The Galapagos are the “tortoise islands”, and what more suitable than to be welcomed by an army of sea turtles upon arrival to San Cristobal? The islands have also been called the “Islas Encantadas”, and we were indeed enchanted by this special place. When reading about the islands, it seems like accessing the various sites is very restricted and that wherever you go, you have to be accompanied by a naturalist guide. This is definitely not the case. Paved trails lead the way to many spots of interest, which you can visit on your own, but you can of course also opt for one of the many day tours that are offered to see more remote sites.
All three islands we visited were volcanic, and full of wildlife, both on land and in the sea, but each also had its characteristics and local charm.
The sea lions, although also present on the other islands, had picked San Cristobal as their favorite, literally surrounding Puerto Baquerizo Moreno. If they wanted the bench for a nap, you had to seize the space for them. In the late afternoon, the beach was an inferno of noise – a combination of bleating sheep and hung-over Roskilde festival guests – males fighting with other males to keep their territory, babies whining for milk and youngsters playing with each other. In the night, the sea lions elegantly hunted fish close by, their secret revealed by bubbles forming around Ella and a tail of phosphorescence following their track. When snorkeling close to the big-handed-Darwin statue, you would yourself swim with them and even obtain eye contact, while schools of tiny fish would wrap you up, mostly trying to escape from the hunting barracudas or diving blue-footed boobies and frigate birds. The sea turtles were more peaceful, primarily interested in the patches of grass underneath them, and not at all in the impressing school of grey-yellow surgeonfish passing by. In Baquerizo Moreno, we were introduced to the concept of “almuerzo” (lunch), in this case chicken soup, well-spiced pork, rice and salad, accompanied by “tomato fruit” juice, served in a family restaurant where mama was behind the pots and pans, papa was serving her delicious food, while chatting with the guests (he wanted to join us to the Marquesas!), and the daughter serviced the people who came for take-away (when she was not on her smart phone 😉 ). When up on the volcano “El Junco”, we almost felt “at home”, with its Scottish/Welsh feel, all green and with grazing cattle – but the swarm of Galapagos finches, made famous by Darwin, reminded us where we were.

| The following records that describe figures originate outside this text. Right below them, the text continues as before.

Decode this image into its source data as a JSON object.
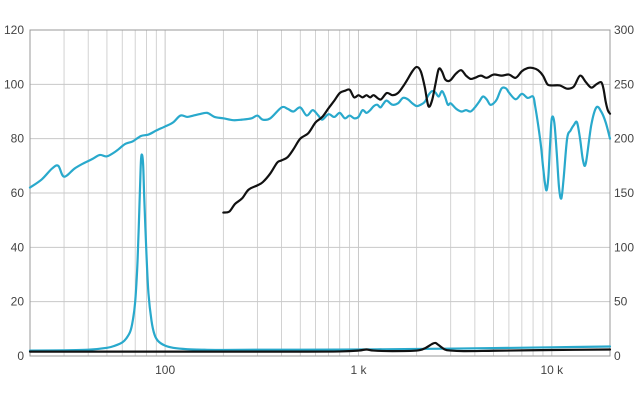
{
  "chart_data": {
    "type": "line",
    "x_scale": "log",
    "xlim": [
      20,
      20000
    ],
    "ylim_left": [
      0,
      120
    ],
    "ylim_right": [
      0,
      300
    ],
    "grid": true,
    "left_ticks": [
      {
        "value": 0,
        "label": "0"
      },
      {
        "value": 20,
        "label": "20"
      },
      {
        "value": 40,
        "label": "40"
      },
      {
        "value": 60,
        "label": "60"
      },
      {
        "value": 80,
        "label": "80"
      },
      {
        "value": 100,
        "label": "100"
      },
      {
        "value": 120,
        "label": "120"
      }
    ],
    "right_ticks": [
      {
        "value": 0,
        "label": "0"
      },
      {
        "value": 50,
        "label": "50"
      },
      {
        "value": 100,
        "label": "100"
      },
      {
        "value": 150,
        "label": "150"
      },
      {
        "value": 200,
        "label": "200"
      },
      {
        "value": 250,
        "label": "250"
      },
      {
        "value": 300,
        "label": "300"
      }
    ],
    "x_ticks": [
      {
        "value": 100,
        "label": "100"
      },
      {
        "value": 1000,
        "label": "1 k"
      },
      {
        "value": 10000,
        "label": "10 k"
      }
    ],
    "colors": {
      "blue": "#29a9cc",
      "black": "#111111",
      "grid": "#c8c8c8",
      "frame": "#999999"
    },
    "series": [
      {
        "axis": "left",
        "color": "#29a9cc",
        "x": [
          20,
          23,
          26,
          28,
          30,
          34,
          38,
          42,
          46,
          50,
          56,
          62,
          68,
          75,
          82,
          90,
          100,
          110,
          120,
          130,
          140,
          150,
          165,
          180,
          200,
          225,
          250,
          280,
          300,
          320,
          350,
          400,
          430,
          460,
          500,
          540,
          580,
          620,
          650,
          700,
          750,
          800,
          850,
          900,
          950,
          1000,
          1050,
          1100,
          1150,
          1200,
          1250,
          1300,
          1350,
          1400,
          1500,
          1600,
          1700,
          1800,
          1900,
          2000,
          2100,
          2200,
          2300,
          2400,
          2500,
          2600,
          2700,
          2800,
          2900,
          3000,
          3200,
          3400,
          3600,
          3800,
          4000,
          4200,
          4400,
          4600,
          4800,
          5000,
          5200,
          5500,
          5800,
          6000,
          6500,
          7000,
          7500,
          8000,
          8200,
          8500,
          8800,
          9000,
          9200,
          9400,
          9600,
          9800,
          10000,
          10300,
          10600,
          10900,
          11200,
          11500,
          12000,
          12500,
          13000,
          13500,
          14000,
          14500,
          15000,
          16000,
          17000,
          18000,
          19000,
          20000
        ],
        "y": [
          62,
          65,
          69,
          70,
          66,
          69,
          71,
          72.5,
          74,
          73.5,
          75.5,
          78,
          79,
          81,
          81.5,
          83,
          84.5,
          86,
          88.5,
          88,
          88.5,
          89,
          89.5,
          88,
          87.5,
          86.8,
          87,
          87.5,
          88.5,
          87,
          87.5,
          91.5,
          91,
          90,
          91.5,
          88.5,
          90.5,
          88.5,
          87,
          89,
          88,
          89.5,
          87.5,
          88.5,
          87.5,
          88,
          90.5,
          89.5,
          90.5,
          92,
          92.5,
          91.5,
          93,
          94,
          92.5,
          93,
          95,
          94.5,
          93,
          92,
          92.5,
          93.5,
          96,
          97.5,
          97,
          95.5,
          97.5,
          95.5,
          92.5,
          93,
          91,
          90,
          90.5,
          90,
          91.5,
          93.5,
          95.5,
          94.5,
          92.5,
          93,
          94.5,
          98.5,
          98.5,
          97,
          94.5,
          96.5,
          95,
          95.5,
          92,
          85,
          77,
          70,
          64,
          61,
          66,
          78,
          87.5,
          86,
          75,
          62,
          58,
          65,
          80,
          83,
          85,
          86,
          80,
          72,
          71,
          85,
          91.5,
          90,
          86,
          80
        ]
      },
      {
        "axis": "left",
        "color": "#29a9cc",
        "x": [
          20,
          30,
          40,
          50,
          55,
          60,
          63,
          66,
          68,
          70,
          72,
          74,
          75,
          76,
          77,
          78,
          80,
          82,
          85,
          88,
          92,
          100,
          110,
          130,
          160,
          200,
          300,
          500,
          1000,
          2000,
          5000,
          10000,
          20000
        ],
        "y": [
          2,
          2.1,
          2.3,
          3,
          3.8,
          5,
          6.5,
          9,
          13,
          20,
          35,
          60,
          72,
          74,
          70,
          58,
          38,
          23,
          13,
          8,
          5.5,
          3.8,
          3,
          2.5,
          2.3,
          2.2,
          2.3,
          2.3,
          2.4,
          2.6,
          2.9,
          3.2,
          3.5
        ]
      },
      {
        "axis": "right",
        "color": "#111111",
        "x": [
          200,
          215,
          230,
          250,
          270,
          300,
          320,
          350,
          380,
          400,
          430,
          460,
          500,
          550,
          600,
          650,
          700,
          750,
          800,
          850,
          900,
          950,
          1000,
          1050,
          1100,
          1150,
          1200,
          1300,
          1400,
          1500,
          1600,
          1700,
          1800,
          1900,
          2000,
          2100,
          2200,
          2300,
          2400,
          2500,
          2600,
          2700,
          2800,
          2900,
          3000,
          3200,
          3400,
          3600,
          3800,
          4000,
          4300,
          4600,
          5000,
          5500,
          6000,
          6500,
          7000,
          7500,
          8000,
          8500,
          9000,
          9500,
          10000,
          11000,
          12000,
          13000,
          14000,
          15000,
          16000,
          17000,
          18000,
          18500,
          19000,
          19500,
          20000
        ],
        "y": [
          132,
          133,
          140,
          145,
          153,
          157,
          160,
          168,
          178,
          180,
          183,
          190,
          200,
          205,
          215,
          220,
          228,
          235,
          242,
          244,
          245,
          238,
          240,
          238,
          240,
          238,
          240,
          236,
          242,
          240,
          242,
          248,
          255,
          262,
          266,
          262,
          248,
          230,
          235,
          250,
          264,
          262,
          255,
          253,
          254,
          260,
          263,
          258,
          255,
          256,
          258,
          256,
          259,
          258,
          259,
          256,
          262,
          265,
          265,
          263,
          258,
          250,
          249,
          249,
          246,
          248,
          258,
          252,
          247,
          250,
          252,
          246,
          234,
          226,
          223
        ]
      },
      {
        "axis": "right",
        "color": "#111111",
        "x": [
          20,
          100,
          500,
          800,
          1000,
          1100,
          1200,
          1500,
          2000,
          2200,
          2400,
          2500,
          2600,
          2800,
          3000,
          3500,
          5000,
          10000,
          20000
        ],
        "y": [
          4,
          4,
          4,
          4.2,
          5,
          6,
          5,
          4.5,
          5,
          7,
          11,
          12,
          10,
          6,
          5,
          4.5,
          4.8,
          5.5,
          6
        ]
      }
    ]
  }
}
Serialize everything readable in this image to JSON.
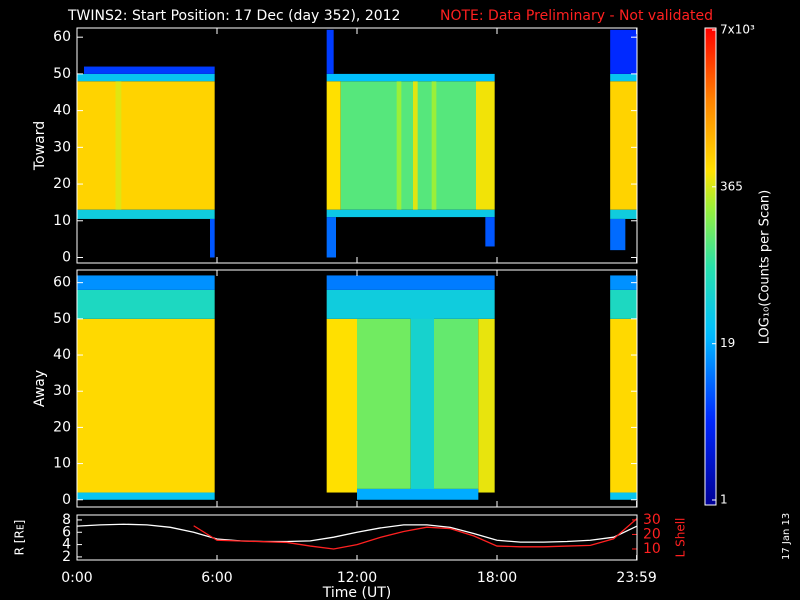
{
  "header": {
    "title": "TWINS2: Start Position: 17 Dec (day 352), 2012",
    "note": "NOTE: Data Preliminary - Not validated",
    "stamp": "17 Jan 13"
  },
  "colorbar": {
    "label": "LOG₁₀(Counts per Scan)",
    "lim": [
      1,
      7000
    ],
    "log": true,
    "ticks": [
      {
        "value": 7000,
        "label": "7x10³"
      },
      365,
      19,
      1
    ]
  },
  "chart_data": [
    {
      "type": "heatmap",
      "ylabel": "Toward",
      "xlim": [
        0,
        24
      ],
      "ylim": [
        -1.5,
        62.5
      ],
      "yticks": [
        0,
        10,
        20,
        30,
        40,
        50,
        60
      ],
      "blocks": [
        {
          "x": [
            0,
            5.9
          ],
          "y": [
            13,
            48
          ],
          "value": 600
        },
        {
          "x": [
            1.65,
            1.9
          ],
          "y": [
            13,
            48
          ],
          "value": 400
        },
        {
          "x": [
            0,
            5.9
          ],
          "y": [
            48,
            50
          ],
          "value": 30
        },
        {
          "x": [
            0,
            5.9
          ],
          "y": [
            10.5,
            13
          ],
          "value": 40
        },
        {
          "x": [
            5.7,
            5.9
          ],
          "y": [
            0,
            10.5
          ],
          "value": 8
        },
        {
          "x": [
            0.3,
            5.9
          ],
          "y": [
            50,
            52
          ],
          "value": 6
        },
        {
          "x": [
            10.7,
            11.3
          ],
          "y": [
            13,
            48
          ],
          "value": 500
        },
        {
          "x": [
            11.3,
            17.1
          ],
          "y": [
            13,
            48
          ],
          "value": 130
        },
        {
          "x": [
            13.7,
            13.9
          ],
          "y": [
            13,
            48
          ],
          "value": 250
        },
        {
          "x": [
            14.4,
            14.6
          ],
          "y": [
            13,
            48
          ],
          "value": 400
        },
        {
          "x": [
            15.2,
            15.4
          ],
          "y": [
            13,
            48
          ],
          "value": 250
        },
        {
          "x": [
            17.1,
            17.9
          ],
          "y": [
            13,
            48
          ],
          "value": 450
        },
        {
          "x": [
            10.7,
            17.9
          ],
          "y": [
            48,
            50
          ],
          "value": 25
        },
        {
          "x": [
            10.7,
            17.9
          ],
          "y": [
            11,
            13
          ],
          "value": 35
        },
        {
          "x": [
            10.7,
            11.1
          ],
          "y": [
            0,
            11
          ],
          "value": 10
        },
        {
          "x": [
            17.5,
            17.9
          ],
          "y": [
            3,
            11
          ],
          "value": 8
        },
        {
          "x": [
            10.7,
            11
          ],
          "y": [
            50,
            62
          ],
          "value": 6
        },
        {
          "x": [
            22.85,
            24
          ],
          "y": [
            13,
            48
          ],
          "value": 600
        },
        {
          "x": [
            22.85,
            24
          ],
          "y": [
            48,
            50
          ],
          "value": 30
        },
        {
          "x": [
            22.85,
            24
          ],
          "y": [
            10.5,
            13
          ],
          "value": 40
        },
        {
          "x": [
            22.85,
            23.5
          ],
          "y": [
            2,
            10.5
          ],
          "value": 10
        },
        {
          "x": [
            22.85,
            24
          ],
          "y": [
            50,
            62
          ],
          "value": 5
        }
      ]
    },
    {
      "type": "heatmap",
      "ylabel": "Away",
      "xlim": [
        0,
        24
      ],
      "ylim": [
        -2,
        63.5
      ],
      "yticks": [
        0,
        10,
        20,
        30,
        40,
        50,
        60
      ],
      "blocks": [
        {
          "x": [
            0,
            5.9
          ],
          "y": [
            2,
            50
          ],
          "value": 550
        },
        {
          "x": [
            0,
            5.9
          ],
          "y": [
            50,
            58
          ],
          "value": 60
        },
        {
          "x": [
            0,
            5.9
          ],
          "y": [
            58,
            62
          ],
          "value": 15
        },
        {
          "x": [
            0,
            5.9
          ],
          "y": [
            0,
            2
          ],
          "value": 30
        },
        {
          "x": [
            10.7,
            12
          ],
          "y": [
            2,
            50
          ],
          "value": 500
        },
        {
          "x": [
            12,
            14.3
          ],
          "y": [
            3,
            50
          ],
          "value": 170
        },
        {
          "x": [
            14.3,
            15.3
          ],
          "y": [
            2,
            52
          ],
          "value": 50
        },
        {
          "x": [
            15.3,
            17.2
          ],
          "y": [
            3,
            50
          ],
          "value": 150
        },
        {
          "x": [
            17.2,
            17.9
          ],
          "y": [
            2,
            50
          ],
          "value": 420
        },
        {
          "x": [
            10.7,
            17.9
          ],
          "y": [
            50,
            58
          ],
          "value": 40
        },
        {
          "x": [
            10.7,
            17.9
          ],
          "y": [
            58,
            62
          ],
          "value": 12
        },
        {
          "x": [
            12,
            17.2
          ],
          "y": [
            0,
            3
          ],
          "value": 20
        },
        {
          "x": [
            22.85,
            24
          ],
          "y": [
            2,
            50
          ],
          "value": 550
        },
        {
          "x": [
            22.85,
            24
          ],
          "y": [
            50,
            58
          ],
          "value": 60
        },
        {
          "x": [
            22.85,
            24
          ],
          "y": [
            58,
            62
          ],
          "value": 15
        },
        {
          "x": [
            22.85,
            24
          ],
          "y": [
            0,
            2
          ],
          "value": 30
        }
      ]
    },
    {
      "type": "line",
      "xlabel": "Time (UT)",
      "ylabel": "R [Rᴇ]",
      "y2label": "L Shell",
      "xlim": [
        0,
        24
      ],
      "xticks": [
        {
          "value": 0,
          "label": "0:00"
        },
        {
          "value": 6,
          "label": "6:00"
        },
        {
          "value": 12,
          "label": "12:00"
        },
        {
          "value": 18,
          "label": "18:00"
        },
        {
          "value": 23.983,
          "label": "23:59"
        }
      ],
      "ylim": [
        1.5,
        8.8
      ],
      "yticks": [
        2,
        4,
        6,
        8
      ],
      "y2lim": [
        2.4,
        33.4
      ],
      "y2ticks": [
        10,
        20,
        30
      ],
      "x": [
        0,
        1,
        2,
        3,
        4,
        5,
        6,
        7,
        8,
        9,
        10,
        11,
        12,
        13,
        14,
        15,
        16,
        17,
        18,
        19,
        20,
        21,
        22,
        23,
        24
      ],
      "series": [
        {
          "color": "#ffffff",
          "values": [
            7.0,
            7.2,
            7.3,
            7.2,
            6.8,
            6.0,
            4.9,
            4.6,
            4.5,
            4.5,
            4.6,
            5.2,
            6.0,
            6.7,
            7.2,
            7.2,
            6.8,
            5.8,
            4.7,
            4.4,
            4.4,
            4.5,
            4.7,
            5.2,
            7.0
          ]
        },
        {
          "color": "#ff2020",
          "axis": "y2",
          "values": [
            null,
            null,
            null,
            null,
            null,
            26,
            16,
            15.5,
            15,
            14.5,
            12,
            10,
            13,
            18,
            22,
            25,
            24,
            19,
            12,
            11.5,
            11.5,
            12,
            12.5,
            17,
            31
          ]
        }
      ]
    }
  ]
}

The volcano we visited in Santa Cruz was not really a volcano, but rather two collapsed craters, called “Los Gemelos” (the twins), where you could play with the echo and walk in the wonderful surrounding forest of scalesia, a tree endemic to the Galapagos. Our favorite animal encounter was with the giant tortoises crossing the dirt road on the way to Chato Ranch. Funny to imagine that these enormous creatures walked around everywhere in the Galapagos before whalers, pirates and buccaneers started exploiting them. The goal of the snorkeling at Las Grietas was, for once, not to see animals, but to have a zen moment watching the rays of the morning sun break the water and seeking towards the bottom of the volcanic cleft, creating a divine atmosphere. More magic was encountered at the small food market on Duncan Street, where families set up their stands with various delicious and cheap local food, while their children were playing and people came by for a quick bite and a chat. We were eager supporters of the “empanada family” – but it is probably good enough that we don’t have access to this every day, else we would see it on the hips 😉
On Isabela, we bought fresh fruit and vegetables directly from the farmer at “Troja”. We went into the fields with him, and he harvested what we needed on the spot. This way you can get produce of different ripeness, which is perfect for the greens to last longer on a passage. Meanwhile his dogs followed us, the chicken and geese wandered around, his family was working with the crops and his son helped picking down the pomelos. On the way back, there were blissful smiles on all our lips 🙂 You also get a little solemn when looking down at the impressive crater of the Sierra Negra volcano, where what looks like a small stone in the middle actually corresponds to a 4-storey building… It doesn’t get any worse when the weather is so clear that you even can see three of the other Isabela volcanoes in the distance. As black as the lava from the volcanoes, big marine iguanas were hanging out close to the pier at Puerto Villamil, so numerous that you would stumble into them if you didn’t watch your step. They would also be swimming in the mangrove at “Concha de Perla”, together with sea lions, the abundant sea turtles and majestetic spotted eagle rays. But the young blue-footed booby that we met in “Los Tuneles” was the one who melted our hearts, when he played with Henrik and his camera. These animals, like many on the Galapagos, have never experienced that humans might be dangerous creatures. Due to this fearlessness, you can get quite close, and the wildlife encounter thus becomes even more intense.
Our last experience, when waving goodbye to the Galapagos, being whale sharks and jumping rays underlines how mesmerized we were by the tortoise islands.